The EPA has carried out a number of environmental tests, although these are rarely made available to the public. After the Formosa Plastics Group’s sixth naphtha cracker was built, local residents started complaining about a change in air quality. When it was really bad, they said, they had to send their children to school wearing face masks.
The EPA’s west Taiwan ambient air monitoring station in Yunlin, as of April 2007, was getting readings of 52 types of organic elements in the air, in addition to the normal pollutants one would usually expect. When the wind was blowing in the “right” direction, there was apparently a sharp increase in the levels of these pollutants. We cannot afford to allow an expansion of the plant, the addition of an eighth cracker plant, or a large steel works?
The EPA has failed to keep an eye on the toxic chemical agents used in the nation’s high-tech development over the years. The science parks’ own environmental impact assessment committees have detailed lists of the agents used, but these somehow all pass muster in the environmental assessments.
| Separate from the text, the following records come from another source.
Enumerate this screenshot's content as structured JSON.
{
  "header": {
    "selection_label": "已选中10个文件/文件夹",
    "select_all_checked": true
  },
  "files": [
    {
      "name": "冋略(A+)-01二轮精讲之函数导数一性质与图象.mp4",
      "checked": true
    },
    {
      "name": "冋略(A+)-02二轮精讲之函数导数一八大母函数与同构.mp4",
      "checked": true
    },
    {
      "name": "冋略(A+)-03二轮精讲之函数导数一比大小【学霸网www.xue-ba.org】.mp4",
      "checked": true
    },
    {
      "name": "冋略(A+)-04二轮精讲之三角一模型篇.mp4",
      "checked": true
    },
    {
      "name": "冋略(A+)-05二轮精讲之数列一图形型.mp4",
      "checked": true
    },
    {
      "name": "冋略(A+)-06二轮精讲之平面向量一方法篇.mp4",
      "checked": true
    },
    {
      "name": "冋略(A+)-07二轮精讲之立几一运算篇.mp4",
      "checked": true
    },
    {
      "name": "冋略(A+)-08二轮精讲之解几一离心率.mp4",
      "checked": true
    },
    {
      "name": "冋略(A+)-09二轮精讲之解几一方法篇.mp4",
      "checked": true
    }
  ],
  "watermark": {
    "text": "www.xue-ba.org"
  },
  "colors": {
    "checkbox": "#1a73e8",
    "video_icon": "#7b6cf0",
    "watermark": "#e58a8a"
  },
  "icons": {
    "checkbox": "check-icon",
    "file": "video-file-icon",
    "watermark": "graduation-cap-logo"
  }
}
Tests in the past have revealed a significant deterioration in air quality in the areas surrounding the Hsinchu Science Park in northern Taiwan and the Central Taiwan Science Park. The tests found arsenic concentrations of more than one part per 1,000. Both the EPA and the National Science Council carried out tests around flue terminals, but these were not spot checks. The results were that “the concentrations fell within the acceptable limits.” Acceptable to whom?
Many science parks tend to be built in areas around cities, considered preferable environments to the large, long-abandoned industrial zones along the coasts. This not only annoys the locals, it is also a cause for alarm for people living in the surrounding areas. Fish die in water polluted by industrial waste that the EPA has passed as falling within its standards. Does this water find its way into irrigation channels? Who is going to buy livestock raised downstream from these areas? Crop yields fall because of poor water quality, but how are you expected to make a living if you don’t plant the crop next time around?
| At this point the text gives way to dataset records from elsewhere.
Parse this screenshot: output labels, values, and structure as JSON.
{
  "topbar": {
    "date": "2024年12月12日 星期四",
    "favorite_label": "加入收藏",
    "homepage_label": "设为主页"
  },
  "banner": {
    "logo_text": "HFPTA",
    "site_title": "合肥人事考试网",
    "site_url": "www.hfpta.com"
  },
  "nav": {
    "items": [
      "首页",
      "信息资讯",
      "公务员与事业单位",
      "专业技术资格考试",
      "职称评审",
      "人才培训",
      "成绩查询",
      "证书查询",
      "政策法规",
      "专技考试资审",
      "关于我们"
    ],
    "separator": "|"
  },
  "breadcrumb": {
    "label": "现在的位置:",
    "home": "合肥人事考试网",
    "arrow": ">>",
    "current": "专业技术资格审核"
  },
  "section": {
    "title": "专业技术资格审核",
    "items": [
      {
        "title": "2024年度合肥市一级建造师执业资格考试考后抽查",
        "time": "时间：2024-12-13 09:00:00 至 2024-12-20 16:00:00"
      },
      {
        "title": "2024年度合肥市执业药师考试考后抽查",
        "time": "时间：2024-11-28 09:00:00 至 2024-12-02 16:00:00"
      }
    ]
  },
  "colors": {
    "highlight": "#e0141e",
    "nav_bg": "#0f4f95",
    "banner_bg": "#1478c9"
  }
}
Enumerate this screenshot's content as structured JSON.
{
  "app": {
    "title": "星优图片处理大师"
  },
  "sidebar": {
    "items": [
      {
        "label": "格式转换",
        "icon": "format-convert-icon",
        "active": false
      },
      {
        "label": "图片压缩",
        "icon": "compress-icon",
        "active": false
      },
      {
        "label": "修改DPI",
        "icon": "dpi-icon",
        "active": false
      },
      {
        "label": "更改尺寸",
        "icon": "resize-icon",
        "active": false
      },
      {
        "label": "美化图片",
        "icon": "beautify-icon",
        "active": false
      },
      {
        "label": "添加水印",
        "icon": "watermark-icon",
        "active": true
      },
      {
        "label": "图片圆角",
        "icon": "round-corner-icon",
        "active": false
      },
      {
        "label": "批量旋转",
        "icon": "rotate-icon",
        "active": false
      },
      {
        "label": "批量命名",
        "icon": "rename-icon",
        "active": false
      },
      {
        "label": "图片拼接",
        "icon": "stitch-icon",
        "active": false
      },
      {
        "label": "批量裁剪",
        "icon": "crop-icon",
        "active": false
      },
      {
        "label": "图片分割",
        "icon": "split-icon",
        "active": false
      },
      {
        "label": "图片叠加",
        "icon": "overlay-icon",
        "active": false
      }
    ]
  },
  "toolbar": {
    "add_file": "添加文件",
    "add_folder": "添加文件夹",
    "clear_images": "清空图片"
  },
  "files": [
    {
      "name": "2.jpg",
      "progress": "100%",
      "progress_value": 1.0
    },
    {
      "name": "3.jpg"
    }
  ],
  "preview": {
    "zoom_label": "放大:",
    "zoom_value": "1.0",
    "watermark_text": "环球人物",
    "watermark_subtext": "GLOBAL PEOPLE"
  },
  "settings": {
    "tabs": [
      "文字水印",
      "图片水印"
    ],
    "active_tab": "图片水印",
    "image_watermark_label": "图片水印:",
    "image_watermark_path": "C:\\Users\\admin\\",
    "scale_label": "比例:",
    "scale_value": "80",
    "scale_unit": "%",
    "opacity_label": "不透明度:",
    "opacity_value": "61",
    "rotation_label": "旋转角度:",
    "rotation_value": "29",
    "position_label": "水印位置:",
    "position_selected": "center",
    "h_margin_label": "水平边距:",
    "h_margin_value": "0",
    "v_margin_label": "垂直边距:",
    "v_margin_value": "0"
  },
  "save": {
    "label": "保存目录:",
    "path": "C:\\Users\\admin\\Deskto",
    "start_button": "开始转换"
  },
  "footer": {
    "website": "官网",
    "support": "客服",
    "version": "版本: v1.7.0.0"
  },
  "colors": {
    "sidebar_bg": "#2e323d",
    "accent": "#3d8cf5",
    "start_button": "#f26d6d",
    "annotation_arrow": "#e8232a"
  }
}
Annual household waste has fallen from 9 million tonnes a decade ago to 8 million tonnes today, but industrial waste actually rose from 10.7 million tonnes in 2001 to 16.79 million tonnes in just five years. The amount of toxic waste increased at a quicker rate — and that is just the declared waste. So where did all the undeclared industrial waste go?
We have a long list of known cases where companies were caught with their pants down, throughout southern, central and northern Taiwan: Formosa Plastics dumping mercury waste at Camel Hill near Kaohsiung’s Linyuan Township (林園鄉); the RCA plant near Taoyuan polluting groundwater with toxic waste; the Sanying Bridge (三鶯橋) in Taipei County being used as a dumping ground for barrels of chemicals, some leaking by the time they were found; and then there was dumping in the Laonong River (荖濃溪) and Dashu Township (大樹鄉), to name a few.
You would think, wouldn’t you, that problems like this would be more pressing than removing smokers and poop from the streets.
Gloria Hsu is a member of the Taiwan Environmental Protection Union and a professor in National Taiwan University’s Department of Atmospheric Sciences.